The book has several chapters and sections. In the first chapter, the basic principles of management of poisoning are discussed. The chapter on “Medico-Legal Aspects of Poisoning” considers some of the issues physicians face in their practice.

The “General Index” helps the reader to check poisons or groups of poisons discussed in this book. With the assistance of the Registrar of Pesticides and the members of his office the “Pesticide Generic Name Index” and a “Pesticide Trade Name Index” have been included which help to identify pesticides.

Prof. Ravindra Fernando does not stop at just treatment.

He stresses on following up as well.

He says that ‘once the patient is fit to be discharged, doctors should carefully assess his or her socio-economic and psychological status.


The reason to consume poison must be determined. Doctors or nurses should counsel them adequately before discharge’.

I understand that a team of local and foreign experts in toxicology have also provided advise to Prof.

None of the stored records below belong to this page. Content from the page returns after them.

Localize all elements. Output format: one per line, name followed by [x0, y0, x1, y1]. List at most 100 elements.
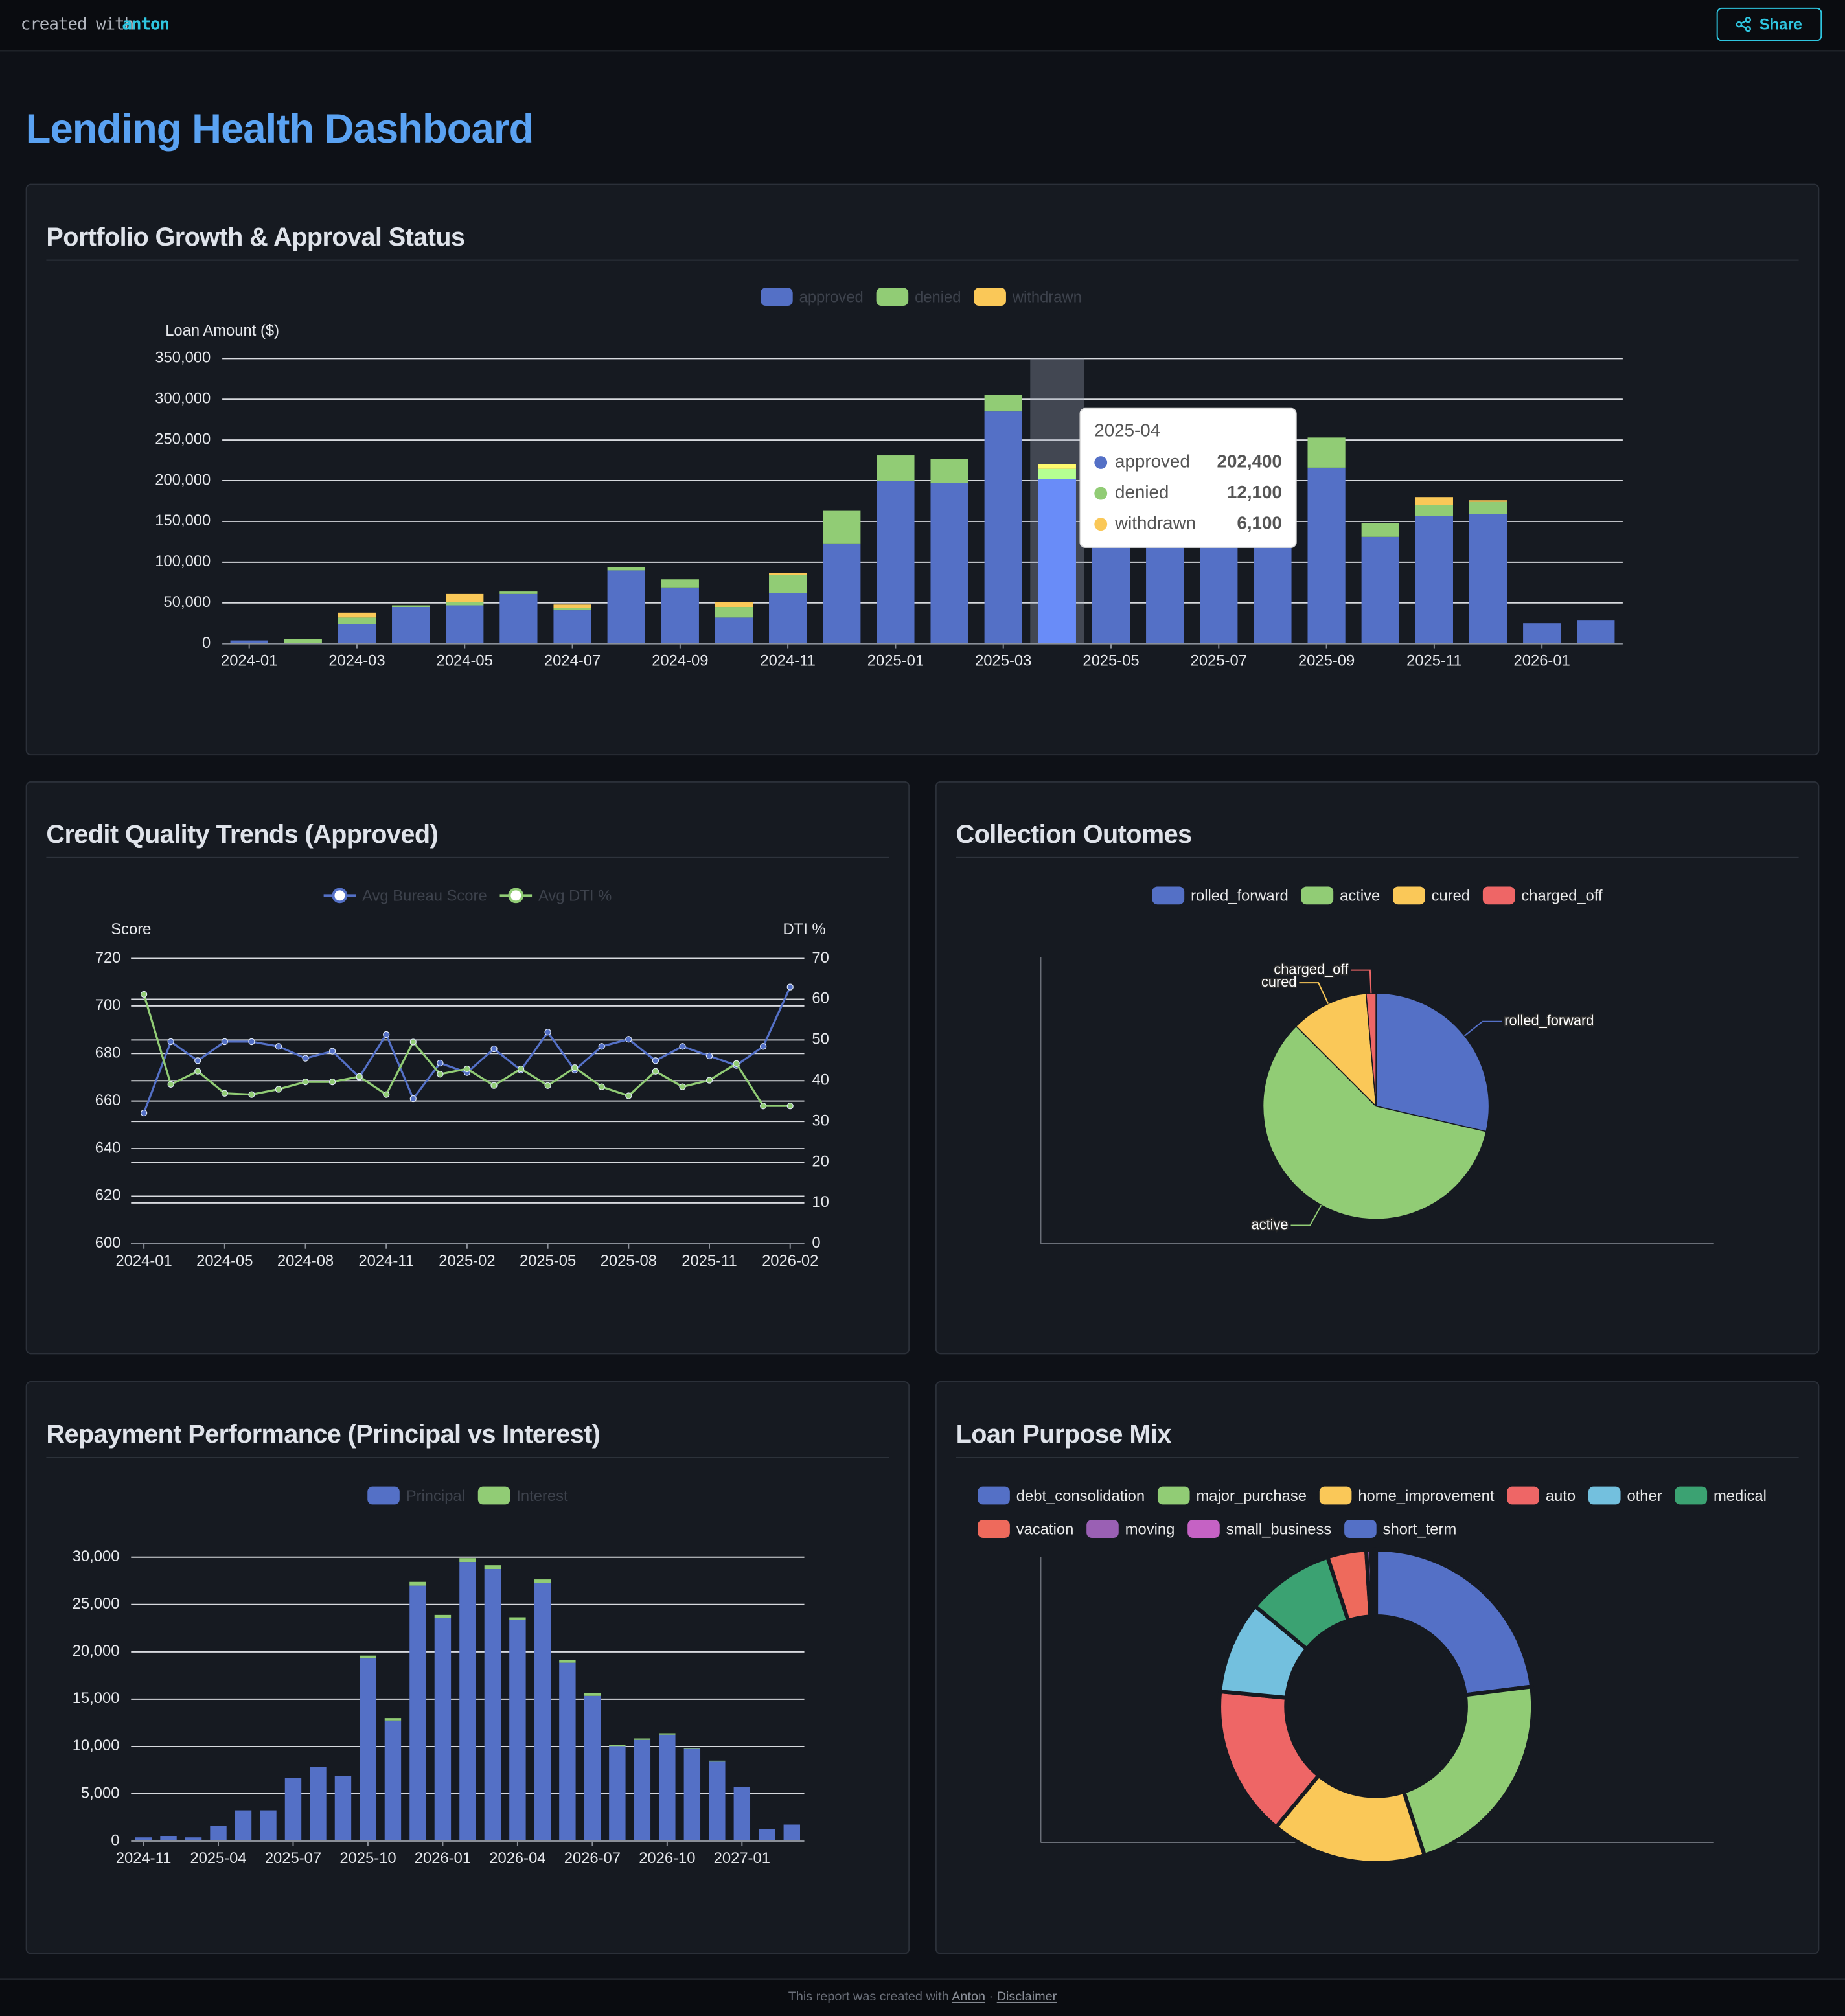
bar	[877, 481, 915, 644]
legend-swatch	[1152, 886, 1185, 905]
bar	[683, 1748, 701, 1842]
y2-tick-label: 10	[812, 1193, 829, 1211]
bar	[769, 573, 807, 575]
card: Portfolio Growth & Approval Status	[25, 183, 1820, 756]
point	[221, 1090, 228, 1097]
legend-swatch	[978, 1520, 1010, 1538]
legend-label: rolled_forward	[1191, 888, 1289, 905]
x-tick-label: 2025-02	[439, 1252, 495, 1270]
y2-tick-label: 0	[812, 1234, 820, 1252]
y-tick-label: 0	[111, 1831, 119, 1849]
tooltip-value: 202,400	[1217, 451, 1282, 471]
footer-link[interactable]: Anton	[952, 1990, 986, 2004]
bar	[1146, 529, 1184, 644]
footer-separator: ·	[989, 1990, 994, 2004]
bar	[409, 1581, 426, 1586]
bar	[446, 605, 484, 644]
bar	[634, 1738, 651, 1740]
footer-text: This report was created with	[788, 1990, 949, 2004]
legend-swatch	[1157, 1486, 1190, 1505]
point	[140, 1109, 148, 1117]
bar	[930, 483, 968, 644]
x-tick-label: 2024-11	[358, 1252, 414, 1270]
slice-label: rolled_forward	[1504, 1012, 1594, 1028]
bar	[559, 1662, 576, 1842]
tooltip-name: denied	[1115, 482, 1169, 502]
brand-link[interactable]: anton	[122, 15, 170, 35]
divider	[46, 1457, 889, 1459]
legend-swatch	[1086, 1520, 1119, 1538]
bar	[709, 1761, 726, 1842]
y-tick-label: 720	[95, 949, 121, 967]
bar	[210, 1826, 227, 1842]
bar	[584, 1693, 601, 1696]
tooltip-value: 6,100	[1237, 513, 1281, 533]
legend-label: Avg Bureau Score	[362, 888, 487, 905]
y2-tick-label: 60	[812, 990, 829, 1007]
x-tick-label: 2024-05	[437, 652, 493, 670]
y-tick-label: 350,000	[155, 349, 211, 367]
point	[625, 1092, 632, 1099]
legend-swatch	[1301, 886, 1334, 905]
legend-swatch	[761, 288, 793, 306]
legend-label: Interest	[516, 1487, 568, 1505]
bar	[659, 1734, 676, 1842]
point	[625, 1036, 632, 1043]
bar	[434, 1618, 452, 1842]
y-tick-label: 5,000	[81, 1784, 120, 1802]
card-title: Credit Quality Trends (Approved)	[46, 821, 439, 849]
bar	[509, 1617, 526, 1620]
point	[786, 1103, 794, 1110]
disclaimer-link[interactable]: Disclaimer	[996, 1990, 1057, 2004]
point	[248, 1091, 255, 1098]
x-tick-label: 2025-05	[520, 1252, 576, 1270]
bar	[553, 610, 591, 644]
x-tick-label: 2024-07	[544, 652, 601, 670]
x-tick-label: 2026-01	[415, 1850, 471, 1867]
legend-swatch	[477, 1486, 510, 1505]
point	[194, 1057, 201, 1064]
legend-swatch	[974, 288, 1006, 306]
bar	[1469, 501, 1507, 514]
bar	[409, 1585, 426, 1842]
y2-tick-label: 50	[812, 1031, 829, 1048]
slice-label: charged_off	[1274, 961, 1349, 977]
bar	[499, 591, 538, 594]
bar	[499, 593, 538, 644]
bar	[1038, 468, 1076, 479]
bar	[1577, 620, 1615, 644]
divider	[956, 1457, 1799, 1459]
y-tick-label: 680	[95, 1044, 121, 1062]
bar	[446, 593, 484, 602]
slice	[1375, 992, 1490, 1132]
legend-label: major_purchase	[1196, 1487, 1307, 1505]
point	[490, 1082, 498, 1089]
y-tick-label: 20,000	[73, 1642, 120, 1660]
point	[221, 1038, 228, 1046]
slice-label: active	[1252, 1216, 1289, 1232]
share-button[interactable]: Share	[1716, 7, 1822, 41]
bar	[559, 1660, 576, 1663]
bar	[446, 602, 484, 606]
legend-swatch	[978, 1486, 1010, 1505]
point	[571, 1064, 579, 1071]
point	[598, 1083, 605, 1090]
bar	[1361, 523, 1399, 537]
bar	[661, 587, 699, 644]
point	[652, 1068, 659, 1075]
point	[383, 1031, 390, 1038]
bar	[769, 575, 807, 593]
point	[544, 1082, 551, 1089]
bar	[1038, 479, 1076, 644]
x-tick-label: 2025-10	[339, 1850, 396, 1867]
bar	[715, 607, 753, 618]
bar	[338, 617, 376, 624]
divider	[46, 856, 889, 858]
legend-swatch	[1187, 1520, 1220, 1538]
slice	[1262, 1025, 1487, 1220]
legend-label: home_improvement	[1358, 1487, 1495, 1505]
bar	[715, 602, 753, 608]
point	[679, 1083, 686, 1090]
x-tick-label: 2024-01	[221, 652, 277, 670]
legend-swatch	[1675, 1486, 1708, 1505]
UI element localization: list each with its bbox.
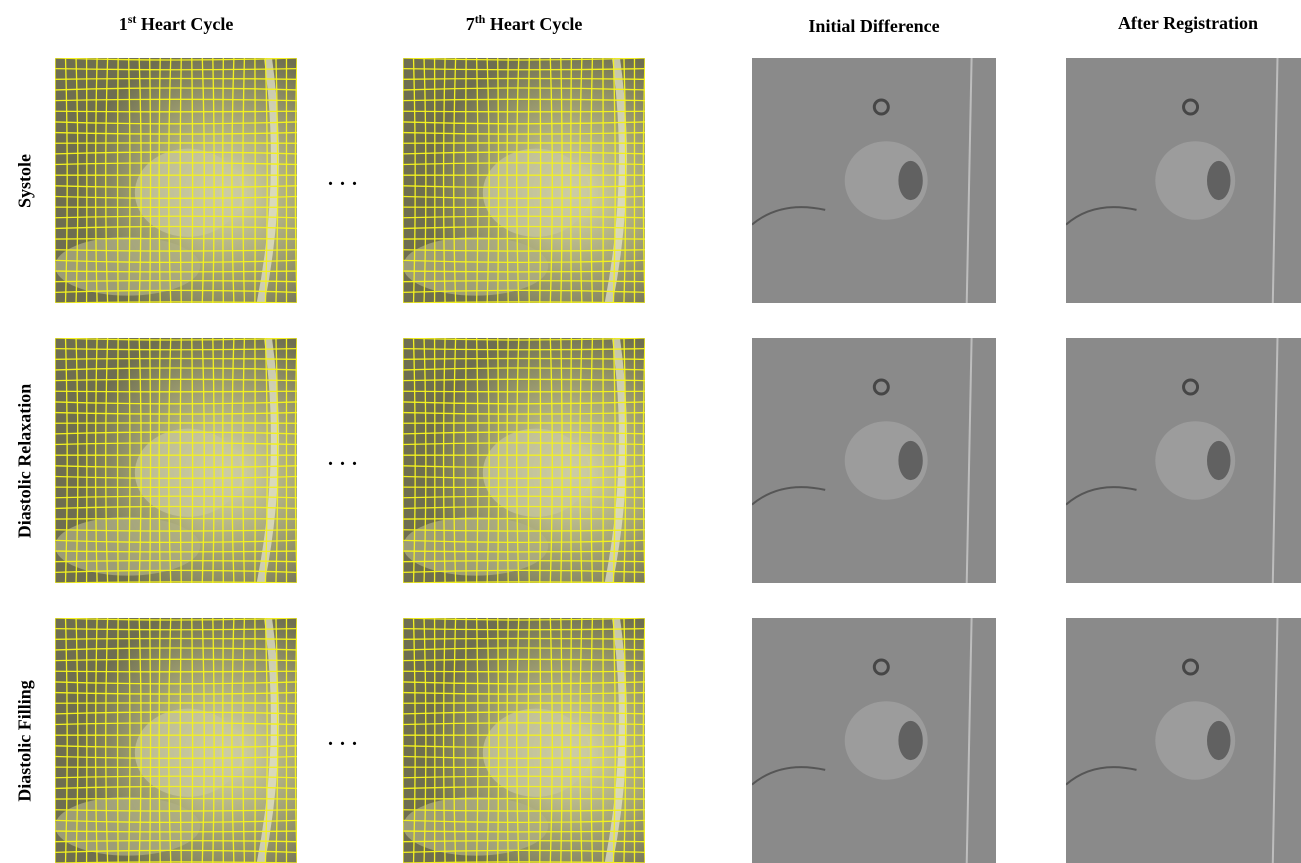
deformation-image xyxy=(55,338,297,583)
column-header: 1st Heart Cycle xyxy=(46,12,306,35)
header-label: Heart Cycle xyxy=(141,14,233,34)
difference-image xyxy=(752,338,996,583)
deformation-image xyxy=(55,618,297,863)
ordinal-suffix: th xyxy=(475,12,486,26)
header-label: Heart Cycle xyxy=(490,14,582,34)
difference-image xyxy=(752,58,996,303)
column-header: After Registration xyxy=(1058,13,1301,34)
deformation-image xyxy=(403,338,645,583)
ordinal: 7 xyxy=(466,14,475,34)
row-label: Diastolic Relaxation xyxy=(15,384,36,539)
difference-image xyxy=(1066,618,1301,863)
row-label: Diastolic Filling xyxy=(15,680,36,802)
difference-image xyxy=(1066,338,1301,583)
column-header: Initial Difference xyxy=(744,16,1004,37)
difference-image xyxy=(1066,58,1301,303)
ellipsis: . . . xyxy=(328,728,358,751)
deformation-image xyxy=(403,58,645,303)
figure-page: 1st Heart Cycle 7th Heart Cycle Initial … xyxy=(0,0,1301,860)
ellipsis: . . . xyxy=(328,168,358,191)
ordinal-suffix: st xyxy=(128,12,137,26)
difference-image xyxy=(752,618,996,863)
row-label: Systole xyxy=(15,154,36,208)
ellipsis: . . . xyxy=(328,448,358,471)
deformation-image xyxy=(55,58,297,303)
ordinal: 1 xyxy=(119,14,128,34)
deformation-image xyxy=(403,618,645,863)
column-header: 7th Heart Cycle xyxy=(394,12,654,35)
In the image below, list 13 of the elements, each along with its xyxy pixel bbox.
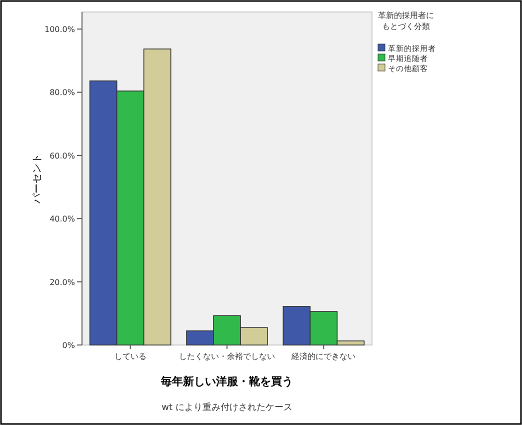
x-tick-label: している	[114, 352, 146, 361]
y-tick-label: 80.0%	[50, 88, 76, 98]
x-tick-label: 経済的にできない	[290, 352, 356, 361]
y-axis-title: パーセント	[32, 154, 43, 204]
y-tick-label: 0%	[62, 341, 76, 350]
x-axis-title: 毎年新しい洋服・靴を買う	[160, 375, 293, 388]
y-tick-label: 20.0%	[50, 278, 76, 287]
x-tick-label: したくない・余裕でしない	[179, 352, 275, 361]
y-tick-label: 40.0%	[50, 214, 76, 224]
text: wt により重み付けされたケース	[162, 402, 292, 413]
legend-title: 革新的採用者にもとづく分類	[378, 11, 434, 31]
y-tick-label: 60.0%	[50, 151, 76, 160]
y-tick-label: 100.0%	[44, 25, 76, 34]
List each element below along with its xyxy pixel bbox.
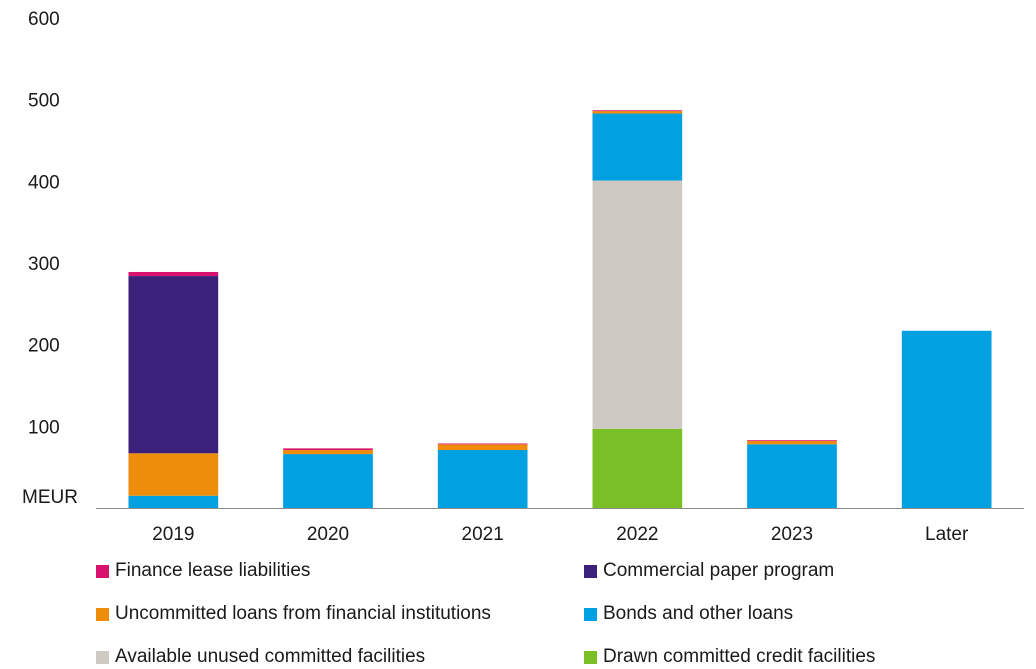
legend-label: Drawn committed credit facilities <box>603 646 876 667</box>
bar-segment <box>747 444 837 508</box>
bar-segment <box>128 495 219 508</box>
bar-segment <box>128 271 219 277</box>
y-tick-label: 600 <box>28 9 60 30</box>
y-tick-label: 100 <box>28 417 60 438</box>
legend-label: Uncommitted loans from financial institu… <box>115 603 491 624</box>
bar-segment <box>901 330 992 508</box>
bar-segment <box>437 443 528 445</box>
legend-item: Available unused committed facilities <box>96 646 425 668</box>
bar-segment <box>283 450 373 455</box>
bars <box>128 110 992 508</box>
bar-segment <box>283 454 373 508</box>
legend-item: Finance lease liabilities <box>96 560 310 582</box>
bar-segment <box>592 111 683 114</box>
bar-segment <box>747 441 837 445</box>
legend-swatch <box>96 650 109 664</box>
legend-item: Commercial paper program <box>584 560 834 582</box>
bar-segment <box>283 448 373 451</box>
bar-segment <box>128 453 219 496</box>
legend-item: Bonds and other loans <box>584 603 793 625</box>
bar-segment <box>592 180 683 429</box>
y-axis-label: MEUR <box>22 487 78 508</box>
bar-segment <box>592 113 683 181</box>
y-tick-label: 500 <box>28 91 60 112</box>
legend-swatch <box>584 650 597 664</box>
legend-label: Available unused committed facilities <box>115 646 426 667</box>
x-tick-label: 2022 <box>616 524 658 545</box>
legend-swatch <box>584 607 597 621</box>
legend-swatch <box>96 564 109 578</box>
bar-segment <box>592 110 683 112</box>
legend-swatch <box>96 607 109 621</box>
x-tick-label: 2019 <box>152 524 194 545</box>
legend-item: Drawn committed credit facilities <box>584 646 875 668</box>
x-axis: 2019 2020 2021 2022 2023 Later <box>96 508 1024 545</box>
bar-segment <box>592 428 683 508</box>
y-tick-label: 300 <box>28 254 60 275</box>
x-tick-label: 2021 <box>462 524 504 545</box>
y-axis: 100 200 300 400 500 600 <box>28 9 60 438</box>
legend-label: Bonds and other loans <box>603 603 794 624</box>
bar-segment <box>437 444 528 451</box>
legend-label: Finance lease liabilities <box>115 560 311 581</box>
y-tick-label: 400 <box>28 172 60 193</box>
legend-label: Commercial paper program <box>603 560 835 581</box>
y-tick-label: 200 <box>28 336 60 357</box>
bar-segment <box>437 450 528 508</box>
bar-segment <box>128 276 219 454</box>
x-tick-label: 2020 <box>307 524 349 545</box>
stacked-bar-chart: 100 200 300 400 500 600 2019 2020 2021 2022 2023 L… <box>22 9 1024 545</box>
legend-swatch <box>584 564 597 578</box>
legend-item: Uncommitted loans from financial institu… <box>96 603 491 625</box>
x-tick-label: Later <box>925 524 969 545</box>
bar-segment <box>747 440 837 442</box>
x-tick-label: 2023 <box>771 524 813 545</box>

Fernando on some sections of this useful book, which is I am sure will be referred to many times a day by doctors, especially in rural hospitals in Sri Lanka, where poisoning is a major killer.

No review of a book is complete without a few words on the man whose pen was behind the writing.

Professor Ravindra Fernando my beloved teacher, qualified as a doctor with M.B.B.S. (Ceylon) from the University of Sri Lanka in 1975. He passed his Diploma in Medical Jurisprudence (Clinical and Pathology) London in 1980.

He also has the degrees of FRCP from the Royal Colleges of Physicians, London, Edinburgh and Glasgow, FRCPath.(UK), MD (Sri Lanka), FCCP and FCCGP.

He is the recipient of WHO Fellowships on ‘Medical Education’.

He has over 80 academic publications and presentations to his credit and has written over 15 books, published in Sri Lanka and abroad.


He has held many prestigious positions in including the President of the Asia Pacific Association of Medical Toxicology, the founder Secretary General of the Indo-Pacific Association of Law, Medicine and Science, President of the Sri Lanka Medical Association, President of the Ceylon College of Physicians, President of the College of Forensic Pathologists of Sri Lanka and the Chairman of the Board of Studies in Forensic Medicine, Post Graduate Institute of Medicine, University of Colombo.

Most of all he is The Father of the National Poisons Information Centre, which he established in the General Hospital, Colombo using funds mobilised from his own personal efforts through the International Development Research Centre (IDRC), Canada and other donors.

WManagement of Poisoning is available at the office of the Sri Lanka Medical Association (SLMA), Colombo 7, and the Department of Forensic Medicine and Toxicology, Faculty of Medicine, Colombo 8.